Welcoming the Rain on a Gloomy Sunday with the Flowing Melodies of the Bates College Choir

Sunday, the 13th of November brought with it cloudy skies, drizzles of rain and a gray overcast that seemed to lazily swallow the campus whole. 

To my distaste, it was the epitome of a gloomy Sunday. 

However, despite the less-than-stellar conditions, I found myself joining a large handful of students in a hasty walk down to the Olin Arts Center; our shoes muddied with the wet grass of the quad and our hoods failing to keep our eyes dry from the scattered rain, but nevertheless with a slight bounce in our steps in anticipation of the choir show.   

The concert hall welcomed its audience as a warm shelter from the blandness of the outside, vibrating with the familiar hum of pre-show conversation. Students hurried to their seats, setting aside layers of damp clothing and flipping through the program book, faces occasionally lighting up in recognition of a friend’s name. The anticipation was flowing through the crowd seamlessly.

It was at 3:00 p.m. when the lights finally began to dim, and the soft glow of the stage lights illuminated the hall. The Bates College Choir was greeted with rounds of applause as they entered the stage, followed by the conductor, Joёlle Morris, and the pianist, Chiharu Naruse.
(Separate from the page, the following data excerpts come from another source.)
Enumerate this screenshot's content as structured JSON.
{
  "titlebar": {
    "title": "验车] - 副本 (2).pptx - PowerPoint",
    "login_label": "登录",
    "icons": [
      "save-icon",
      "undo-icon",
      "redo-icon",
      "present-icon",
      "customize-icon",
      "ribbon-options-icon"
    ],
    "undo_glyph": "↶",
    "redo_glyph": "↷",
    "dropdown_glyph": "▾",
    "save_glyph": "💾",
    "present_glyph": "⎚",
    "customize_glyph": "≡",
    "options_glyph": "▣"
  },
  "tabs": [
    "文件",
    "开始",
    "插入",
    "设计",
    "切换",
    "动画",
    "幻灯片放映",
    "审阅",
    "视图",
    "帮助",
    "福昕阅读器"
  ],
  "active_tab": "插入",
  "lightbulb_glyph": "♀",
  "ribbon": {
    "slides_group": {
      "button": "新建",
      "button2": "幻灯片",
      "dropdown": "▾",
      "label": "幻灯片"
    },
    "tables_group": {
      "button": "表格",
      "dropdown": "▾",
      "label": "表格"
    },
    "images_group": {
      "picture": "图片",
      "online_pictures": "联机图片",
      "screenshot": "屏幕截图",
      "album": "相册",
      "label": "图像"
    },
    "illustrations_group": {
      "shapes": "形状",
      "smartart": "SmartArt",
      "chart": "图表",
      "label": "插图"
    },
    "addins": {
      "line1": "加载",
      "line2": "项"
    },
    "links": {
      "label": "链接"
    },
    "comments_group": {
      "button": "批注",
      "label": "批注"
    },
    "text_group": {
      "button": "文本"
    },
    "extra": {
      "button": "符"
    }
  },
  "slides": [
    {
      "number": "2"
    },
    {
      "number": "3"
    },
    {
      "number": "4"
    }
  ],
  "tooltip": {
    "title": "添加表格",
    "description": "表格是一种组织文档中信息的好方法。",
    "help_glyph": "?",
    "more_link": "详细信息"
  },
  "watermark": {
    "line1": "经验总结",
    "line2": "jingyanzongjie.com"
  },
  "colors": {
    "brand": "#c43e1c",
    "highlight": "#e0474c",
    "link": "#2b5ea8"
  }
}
To give some context into the song selection for this particular concert, the show was held to commemorate the 50th anniversary of the 1972 Clean Water Act, celebrating Bates alum Senator Edmund Muskie ‘36 and his contributions to making this legislation possible. Consequently, the selection of songs featured themes of nature, water and climate, aiming to elicit imagery focused around nature and the human condition through music, leaving the audience with a thought-provoking and impactful performance. 

And how they succeeded. 

Although each song and piece of poetry stood for itself and created its own unique atmosphere, it was clear they were weaved together, narrating the same story. Each piece was captivatingly lyrical. 

 The opening piece Weathers perfectly encapsulated the idyllic nature of a rainy day, coincidentally mimicking the showers that continued to pour outside that day outside the theater. The piano provided a complimentary rain-like tinkling to the vocals, stringing together a pleasant lilt that seemed to carry the audience through the motions of traveling water.  

Cantique de Jean Racine, Op.11 brought with it a harp performance by Viriginia Flanagan, enveloping the hall in a mystical ambiance. The vocals rumbled low to start, but slowly began to drift higher until reaching their crescendo, perhaps mimicking the rhythmic rise and fall of tides. I vividly remember feeling the goosebumps crawl up my arm within the first few notes, amazed at the realization that a tune so seemingly dulcet could evoke such intense emotions. The introduction of the harp provided a pleasantly consistent lull to the already flowy nature of the songs, simply a delight to hear.

To top it off, the highlight of the show came at the very end with a performance of Let the River Run, combining percussion instruments with vocals and piano — resulting in a melody filled with sheer ebullience. The audience was clearly elated at the tune. I thoroughly enjoyed the mixture of different instruments in a manner that seemed slightly genre bending and unconventional; it was incredibly refreshing. The song was carried through with such ease that I could do nothing but surrender to wearing a huge smile on my face as I gently swayed to the beat. 

Despite the calming nature of the show, I felt a slight buzz of energy while leaving Olin, once again greeting the gray cloud that continued to weep rain down on us. Although this time, I found myself able to appreciate the tinkling sounds of raindrops hitting rooftops and the swishing sound of water traveling down the roads. I think we all left the choir show a little less reluctant to face the dull, wet Sunday that lay ahead of us, as we could not help but notice the thrum of music that existed in each sound that accompanied the rain.